Best: My NQT school was near Heathrow, and described as turbulent. Not because of the 747s that forced you to stop teaching mid-sentence, or because the pupils were especially unruly. Rather because mostly immigrants came to the school for brief periods, before moving on. Nearly 100 different languages were spoken. The newest pupils skipped many lessons to undergo intensive English courses, but we had fought to keep them attending French.

I had spent the term teaching Year 9 everything to do with the house, presenting this with carefully selected pictures and mimes. We had played games, sung songs, chorused, shouted, whispered, in an effort to digest the words.

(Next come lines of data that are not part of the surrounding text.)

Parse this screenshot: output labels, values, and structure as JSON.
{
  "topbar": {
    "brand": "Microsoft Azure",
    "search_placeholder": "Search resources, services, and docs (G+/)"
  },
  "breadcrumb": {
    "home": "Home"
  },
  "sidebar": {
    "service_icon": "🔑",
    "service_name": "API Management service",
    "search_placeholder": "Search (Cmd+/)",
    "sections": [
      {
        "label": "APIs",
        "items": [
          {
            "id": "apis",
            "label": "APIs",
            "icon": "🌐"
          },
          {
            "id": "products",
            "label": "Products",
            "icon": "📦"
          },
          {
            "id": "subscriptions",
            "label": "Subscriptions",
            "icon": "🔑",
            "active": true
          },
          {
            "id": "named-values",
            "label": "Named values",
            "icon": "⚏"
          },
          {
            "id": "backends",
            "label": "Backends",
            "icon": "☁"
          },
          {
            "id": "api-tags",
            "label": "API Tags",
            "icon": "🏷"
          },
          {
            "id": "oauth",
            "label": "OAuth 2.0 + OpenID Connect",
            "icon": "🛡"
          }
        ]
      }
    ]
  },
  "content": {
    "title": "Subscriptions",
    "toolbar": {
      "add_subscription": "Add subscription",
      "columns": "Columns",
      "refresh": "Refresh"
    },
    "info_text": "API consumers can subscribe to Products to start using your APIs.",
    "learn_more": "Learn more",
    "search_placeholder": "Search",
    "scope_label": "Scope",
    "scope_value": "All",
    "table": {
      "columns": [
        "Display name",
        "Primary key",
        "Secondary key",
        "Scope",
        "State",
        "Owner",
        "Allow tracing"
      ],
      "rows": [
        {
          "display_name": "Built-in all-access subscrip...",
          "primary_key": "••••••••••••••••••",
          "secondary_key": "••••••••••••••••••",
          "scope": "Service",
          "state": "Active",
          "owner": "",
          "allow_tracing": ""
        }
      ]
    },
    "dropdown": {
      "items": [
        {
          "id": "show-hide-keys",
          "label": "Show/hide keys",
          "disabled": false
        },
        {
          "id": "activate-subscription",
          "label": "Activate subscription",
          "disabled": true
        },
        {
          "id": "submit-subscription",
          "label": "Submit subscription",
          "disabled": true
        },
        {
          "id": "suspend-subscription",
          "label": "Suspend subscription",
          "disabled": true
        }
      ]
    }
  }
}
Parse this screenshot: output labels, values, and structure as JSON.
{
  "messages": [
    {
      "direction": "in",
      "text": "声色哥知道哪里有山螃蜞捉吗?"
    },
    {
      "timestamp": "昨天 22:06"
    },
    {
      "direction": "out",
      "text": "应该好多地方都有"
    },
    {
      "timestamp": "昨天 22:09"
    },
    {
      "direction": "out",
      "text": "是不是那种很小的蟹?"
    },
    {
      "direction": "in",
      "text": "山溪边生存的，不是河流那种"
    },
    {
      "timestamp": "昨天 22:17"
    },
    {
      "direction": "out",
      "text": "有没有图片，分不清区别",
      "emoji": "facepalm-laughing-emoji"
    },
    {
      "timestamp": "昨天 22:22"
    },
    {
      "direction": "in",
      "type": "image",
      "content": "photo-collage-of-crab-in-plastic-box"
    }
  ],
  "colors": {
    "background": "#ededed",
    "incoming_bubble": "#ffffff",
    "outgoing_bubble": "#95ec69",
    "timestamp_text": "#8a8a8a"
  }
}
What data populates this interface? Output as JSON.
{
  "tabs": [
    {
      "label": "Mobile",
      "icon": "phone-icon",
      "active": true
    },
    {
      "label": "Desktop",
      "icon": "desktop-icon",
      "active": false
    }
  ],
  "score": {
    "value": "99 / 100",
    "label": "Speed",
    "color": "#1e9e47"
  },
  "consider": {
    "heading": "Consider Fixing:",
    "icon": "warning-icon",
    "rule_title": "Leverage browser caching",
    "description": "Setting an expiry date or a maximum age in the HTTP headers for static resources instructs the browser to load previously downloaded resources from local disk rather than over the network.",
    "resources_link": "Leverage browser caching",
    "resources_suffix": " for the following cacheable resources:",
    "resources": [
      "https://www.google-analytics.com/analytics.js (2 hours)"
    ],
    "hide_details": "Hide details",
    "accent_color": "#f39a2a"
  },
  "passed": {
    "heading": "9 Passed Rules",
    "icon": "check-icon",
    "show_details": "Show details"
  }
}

Then came the dreaded end of term test. Why would a group of 13-year-olds bother about a French test? Good results in languages weren’t cool, especially for the boys.

But that particular day, when the results were handed out, I realised these pupils had bothered a lot. This was one subject they were allowed to attend and they were intent on success.

As the papers were handed back, mostly proud faces shone back at me. The boy with top marks had recently arrived from Eastern Europe and at first had had a hard time telling people his name and age in English. As I showed him his result his face changed from worried to ecstatic. He closed his eyes, punched the air with his fists and then asked if he could take the test home for his mother to see.

The fight had been worthwhile. While learning French, these pupils had developed the confidence and self-esteem that would set them up for life.

Worst: I was second in department, in charge of French. I was teaching a class of 12 Year 8 pupils on a Thursday afternoon with a teaching assistant. Should be a doddle, I thought. Except that most of them had a hard time remembering their pen, let alone the French alphabet.

Had I known about “positive affirmations” then, I would have spent the entire lunchbreak saying them. It was setting myself up for failure, checking where the deputy head would be in case Wayne started throwing books out of the window, or making sure the Year 8 head was in the staffroom when Shereen accosted another pupil.

This particular lesson started well, with pupils in seats, books on desks, but I was soon interrupted to remove a boy who was burning pubic hair with a cigarette lighter in another class. When I returned all hell had broken loose. Once order was restored and I was calmly writing the days of the week on the board, the pupil at the front piped up: “You’re doing it all wrong, you dumb troll.” I was stunned by his vocabulary and shocked to see I had written the words in Spanish. Now that the horror has faded I am impressed that he noticed.

Dawn Francis-Pester is a home tutor.